It’s the most intimate thing you can do with a child. You huddle up and enter a new realm together. For 20 minutes or half an hour, the world is outside and you are inside a biodome of language that springs into life even as you walk through it.

For an adult, there’s nothing as peaceful as this. People spend a lot of money to learn about mindfulness. If you borrow a book from the library, it costs nothing and you get a double dose of mindfulness – two minds, yours and your child’s, coming into synch. As the reader, you get to conjure this universe, but you also get to inhabit it through the eyes of your child.

As a pleasure, it is both in the moment and cumulative. It is utterly here-and-now. And it is also a way to mark the years, the gradual expansion from simplicity to complexity, the emergence of the capacity to remember and repeat the patterns of sound, the evolution of the ability to get more subtle jokes, the shift from wanting to repeat the same story over and over to being hungry for suspense and mystery, the urge to know what happens next.

What happens next when you read to a child is that two kinds of love fuse naturally together: your love for them and their love for language and story. The security of the bond you create allows them to enter into the darkness of the unknown, not stressfully, but with the courage born of trust.

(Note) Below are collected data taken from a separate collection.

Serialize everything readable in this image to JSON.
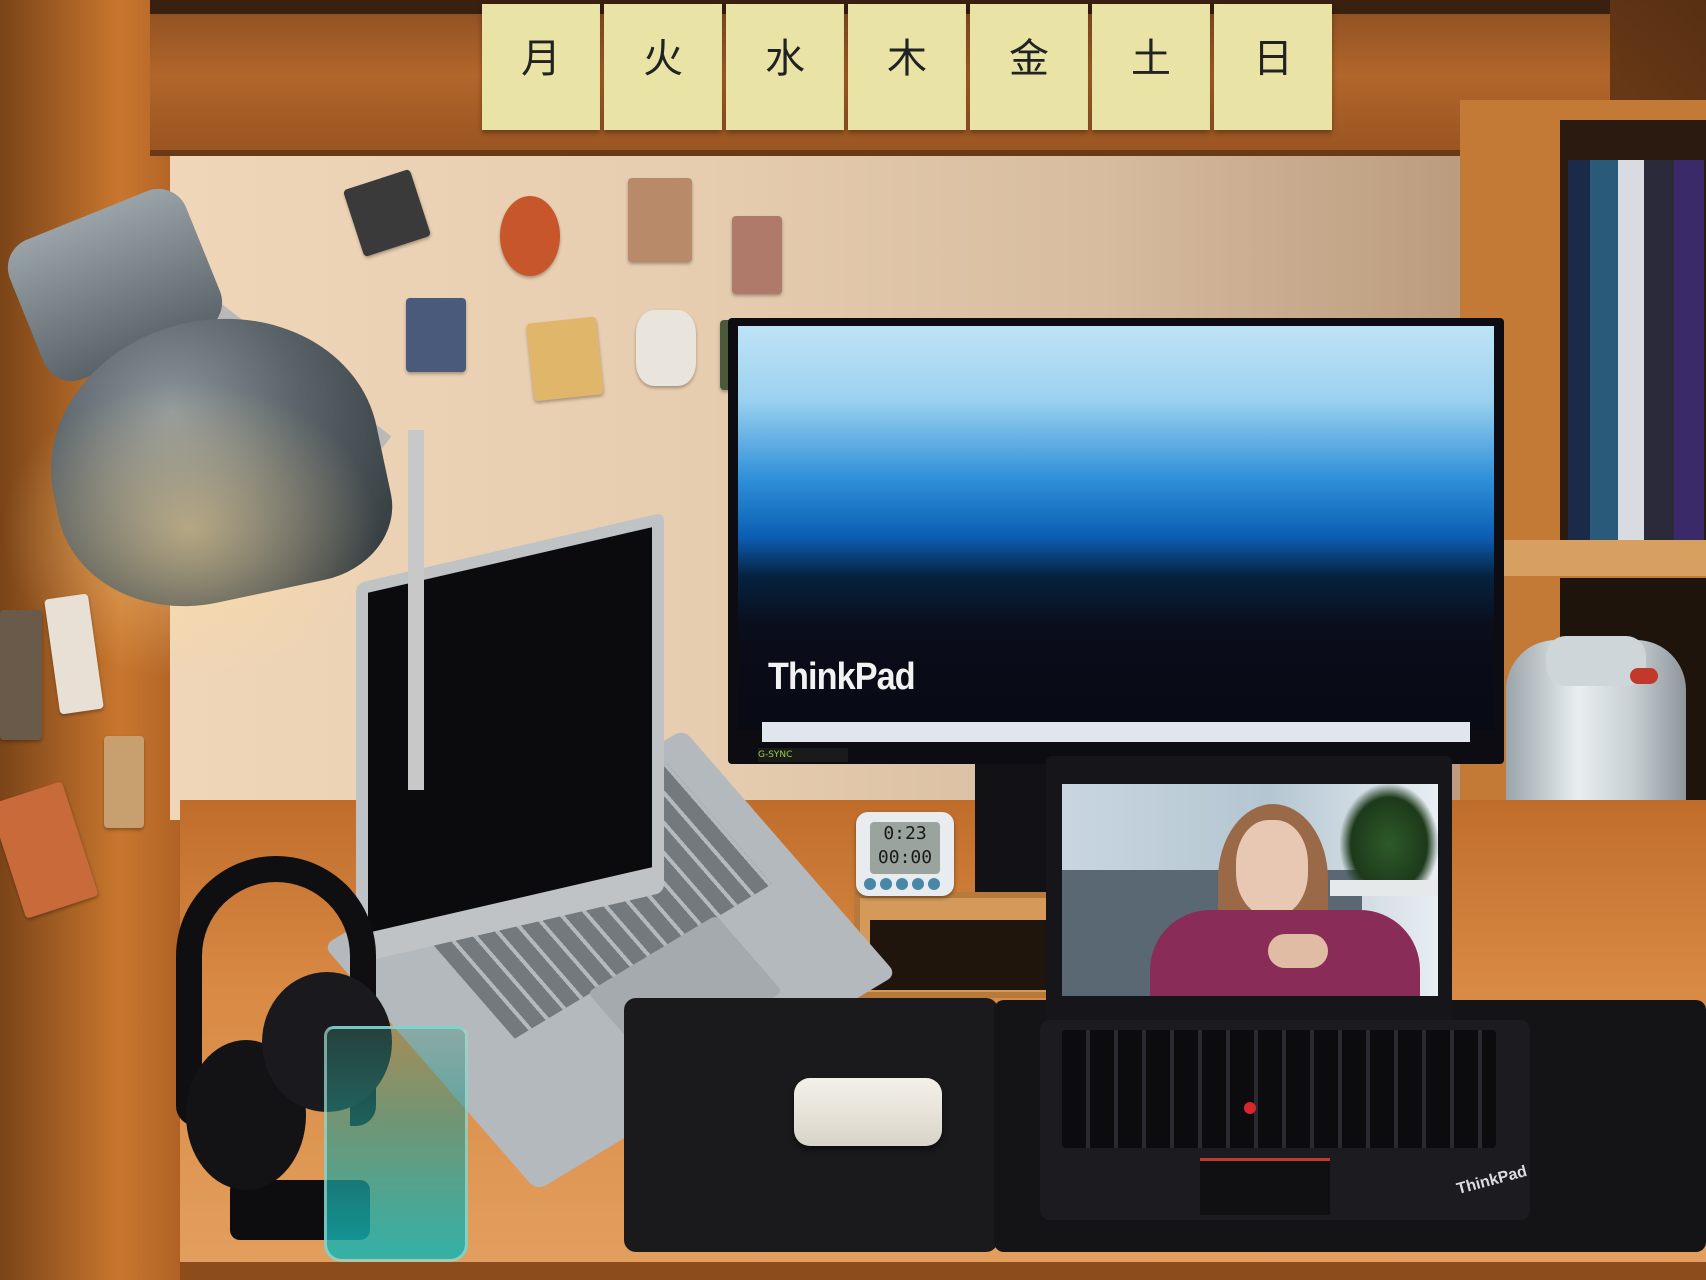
{
  "scene": {
    "weekday_notes": [
      "月",
      "火",
      "水",
      "木",
      "金",
      "土",
      "日"
    ],
    "monitor": {
      "logo": "ThinkPad",
      "badge": "G-SYNC"
    },
    "timer": {
      "line1": "0:23",
      "line2": "00:00"
    },
    "laptop_front": {
      "logo": "ThinkPad"
    }
  }
}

I can’t bear to think that we are just letting all of this die. Let’s not fool ourselves. This is not progress. It is colonisation, the annexation of a rich terrain by commercial technologies designed to be addictive.

Bedroom ban

Digital devices have their place, for kids as well as for adults. But a kid’s bedroom, emphatically, is not that place. Handing kids a wired-up screen to play with is just paving over a magical garden we are allowing, unthinkingly, to wither.

Reading to a child is intimate, bodily, deeply shared. At bedtime it is a soft landing, a safe passage from waking into sleeping, from day into night. Flicking through Instagram or watching a cartoon on a phone just isn’t any of these things. You can’t eat or sleep or dance virtually. Reading together, likewise, cannot be simulated.

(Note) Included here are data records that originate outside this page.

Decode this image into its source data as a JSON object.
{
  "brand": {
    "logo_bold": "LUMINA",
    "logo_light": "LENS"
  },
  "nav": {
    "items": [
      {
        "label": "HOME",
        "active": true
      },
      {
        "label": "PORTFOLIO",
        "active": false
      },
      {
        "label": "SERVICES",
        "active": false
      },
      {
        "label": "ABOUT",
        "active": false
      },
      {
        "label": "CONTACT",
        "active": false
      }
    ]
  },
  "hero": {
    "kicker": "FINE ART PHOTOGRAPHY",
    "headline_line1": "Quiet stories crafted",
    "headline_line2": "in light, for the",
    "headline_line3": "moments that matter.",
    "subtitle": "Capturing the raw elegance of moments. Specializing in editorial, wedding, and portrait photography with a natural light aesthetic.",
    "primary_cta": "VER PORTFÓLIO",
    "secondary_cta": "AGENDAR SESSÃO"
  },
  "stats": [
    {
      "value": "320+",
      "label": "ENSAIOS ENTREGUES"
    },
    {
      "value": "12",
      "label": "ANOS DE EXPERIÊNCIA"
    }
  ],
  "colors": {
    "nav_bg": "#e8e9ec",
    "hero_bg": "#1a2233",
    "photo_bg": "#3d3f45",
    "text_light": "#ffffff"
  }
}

This is a choice, not an inevitability. We can rage against the dying of this beautiful light. We can refuse to be colonised.

Parenting is bloody difficult. Time is short. So use the time, make it count. Make it precious. There is nothing in your life so important that you can’t find 15 minutes to read to your child. There is nothing that will make your own life better, calmer or, as the years go by, more memorable. There is nothing that will give you so many and such enduring rewards for doing something so easy.

Turn on to reading, tune in to your child, drop out of digital distraction. Don’t buy a child a device this Christmas. Buy or borrow some books. Give the gift of time. Cuddle up, snuggle down, open the cover and stroll, hand in hand, into imagination and absorption, into language and love.